For any collection of sets $A = \{A_i\ : i \in I \}$, define

$$\bigcup A = \bigcup_{i \in I} A_i$$

Question: Is the following true?

$$\bigcup \emptyset = \bigcup \{\emptyset \}$$

The right-hand side, using the definition, is simply the empty set. However, I'm not sure how I'm supposed to interpret the left - hand side. I'm guessing the fact that the left-hand side is the empty set follows "vacuously", but I'm not too certain.

Can somebody help me understand?

• – Jonas Meyer May 7 '13 at 4:05
• I think the RHS is $\{\emptyset\}$, not $\emptyset$; while the LHS is just $\emptyset$. Remember, $\cup A_i = \{x : x\in A_i$ for some $i.\}$, hence $\emptyset$ is an element of the RHS. – tghyde May 7 '13 at 4:07
• @thyde641 The symbol on RHS denotes taking the union of all elements in the set, so it would be just the empty set, not the set containing the empty set. – Bart May 7 '13 at 4:27
• I have changed the title, so that it better describes the question. If needed, edit/improve it again. It is useful to make the titles of your questions more informative. E.g., Why does $a<b$ imply $a+c<b+c$? is much more useful for other users than A question about inequality. From How can I ask a good question?: Make your title as descriptive as possible. In many cases one can actually phrase the title as the question, at least in such a way so as to be comprehensible to an expert reader. – Martin Sleziak May 7 '13 at 6:59

The union $\bigcup\varnothing$ is empty vacuously (the union of no sets).

The union $\bigcup\{\varnothing\}$ is empty because $\bigcup\{x\}=x$, and in this case $x$ is the empty set.

So yes, they are equal.

Note that this is not a trait unique to the empty set. Take $\omega$ for example, the first infinite ordinal. $\omega$ has the property $\omega=\bigcup\omega$, so we also have $\bigcup\omega=\bigcup\{\omega\}$. The same is true for any limit ordinal.

The union on the RHS is the empty set: if $x$ is in the union, then $x\in \emptyset$, a contradiction, thus there are no elements in the union.

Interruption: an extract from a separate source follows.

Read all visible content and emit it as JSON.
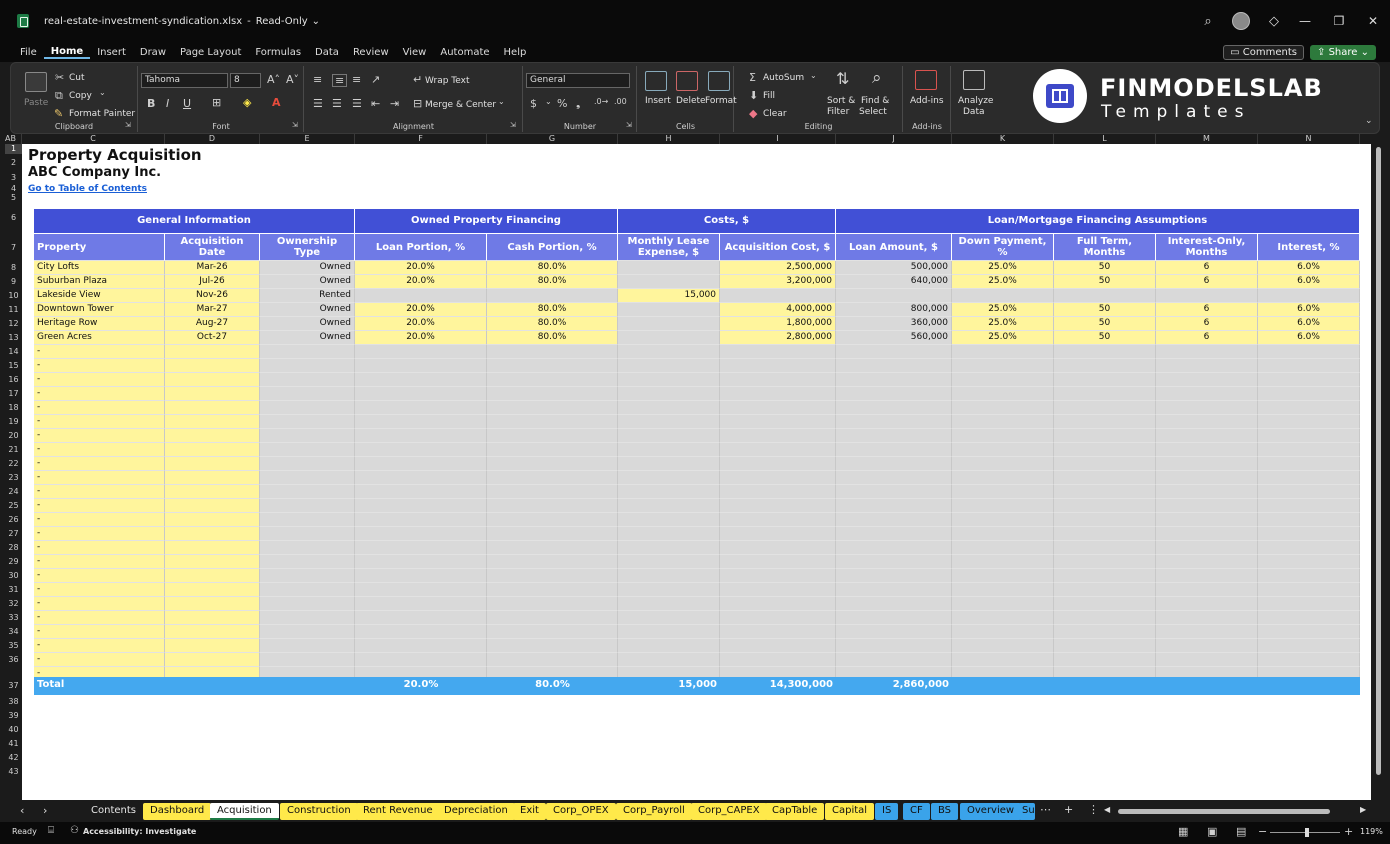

The union on the LHS, as a union over an empty indexed collection of sets $\{A_i\}_{i\in I}$ with $I=\emptyset$ is also the empty set: if $x$ is in the union, then there must be some index $i\in I$ with $x\in A_i$. Since no such $i$ exists, there are no elements in the union.

Recall that (by definition, see, for example, Wikipedia) $$x\in\bigcup \mathcal S \Leftrightarrow (\exists S\in \mathcal S)x\in S$$ So $\bigcup\emptyset=\emptyset$, since for no element $x$ there exists $S\in\emptyset$ fulfilling $x\in S$. (Simply because there is no $S$ in $\emptyset$.)


For the first set, we calculate its members $\;x\;$ as follows: $$\calc x \in \bigcup \emptyset \calcop{\equiv}{definition of \;\bigcup\;} \langle \exists V : V \in \emptyset : x \in V \rangle \calcop{\equiv}{definition of \;\emptyset\;} \langle \exists V : \text{false} : x \in V \rangle \calcop{\equiv}{logic: simplify} \text{false} \endcalc$$

For the second set, we similarly calculate for all $\;x\;$: $$\calc x \in \bigcup \{\emptyset\} \calcop{\equiv}{definition of \;\bigcup\;} \langle \exists V : V \in \{\emptyset\} : x \in V \rangle \calcop{\equiv}{definition of \;\{\ldots\}\;} \langle \exists V : V = \emptyset : x \in V \rangle \calcop{\equiv}{logic: one-point rule} x \in \emptyset \calcop{\equiv}{definition of \;\emptyset\;} \text{false} \endcalc$$

Therefore both sets are empty, and therefore they are equal.